What makes an ideal liquid incompressible? Just thinking about liquids and Pascal's law when, this question came. Ideal liquids, I understand, are deemed to be incompressible, which simplifies our problems while decently holding good for some real-life situations.
But, is there some deeper underlying meaning behind the incompressiblity of liquids? Can we arrive at this indepensible property of ideal liquids rather than just assuming it? 
My thoughts:


*

*Is it because we assume that the liquid is already occupying the minimum possible volume? 

*Or because it we assume replusive forces which are generated when we try to compress the liquid which prevent any compression? 
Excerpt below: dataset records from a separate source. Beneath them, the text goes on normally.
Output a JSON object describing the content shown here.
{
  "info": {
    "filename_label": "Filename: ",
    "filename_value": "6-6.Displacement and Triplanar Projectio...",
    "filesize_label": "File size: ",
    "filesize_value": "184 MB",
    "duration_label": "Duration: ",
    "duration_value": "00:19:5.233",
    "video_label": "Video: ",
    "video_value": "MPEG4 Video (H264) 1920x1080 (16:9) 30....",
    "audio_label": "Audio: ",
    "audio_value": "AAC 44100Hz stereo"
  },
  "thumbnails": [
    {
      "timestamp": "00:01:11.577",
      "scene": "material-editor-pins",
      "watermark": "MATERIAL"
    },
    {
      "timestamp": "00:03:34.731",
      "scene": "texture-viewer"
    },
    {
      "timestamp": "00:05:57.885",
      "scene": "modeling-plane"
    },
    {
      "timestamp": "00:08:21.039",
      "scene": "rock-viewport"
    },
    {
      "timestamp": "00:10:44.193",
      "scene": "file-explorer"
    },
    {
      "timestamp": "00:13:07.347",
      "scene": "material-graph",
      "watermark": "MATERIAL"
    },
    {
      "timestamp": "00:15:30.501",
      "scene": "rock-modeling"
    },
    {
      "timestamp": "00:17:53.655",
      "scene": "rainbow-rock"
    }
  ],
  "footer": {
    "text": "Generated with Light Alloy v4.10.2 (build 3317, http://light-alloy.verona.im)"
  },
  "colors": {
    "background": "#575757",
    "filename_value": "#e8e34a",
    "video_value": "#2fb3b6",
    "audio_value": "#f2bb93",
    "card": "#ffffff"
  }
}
*Is something else the matter?


Note that these are just naive speculations and I would be really grateful if my doubts could be clarified.
Edit: The scope of this question is restricted strictly to conditions where the approximation of incompressiblity of liquids holds good.
 A: The concept of incompressibility is centrally connected to the concept of pressure, and so incompressibility almost always holds because of the high "default" pressure present in our environment. 
In essence, what we call the density of a fluid comes about through a statistical mechanics process where the random internal motion of the molecules making up the fluid settles each molecule into possessing an average "volume range" of motion, balancing the desire of a test molecule to move around and spread out with the repulsive forces of the neighboring molecules keeping it in (usually called a mean free path/volume).
Because the internal energy of our liquids in pretty high due to atmospheric pressure/nontrivial temperatures, most liquids with meaningful densities (a.k.a. small mean free volumes) will experience massive molecular repulsion forces under compression. As a result, humongous amounts of energy need to be dumped into a "typical" liquid to compress it (hence why it only pops up in normal liquids near the speed of sound), and in most cases this kind of energy dump will result in pressure gradients that drive macroscale motion (flow) instead.
A: Usually liquids are hard to compress. Compressibility only causes small effects. It can be handy to ignore these by assuming the liquid is ideal.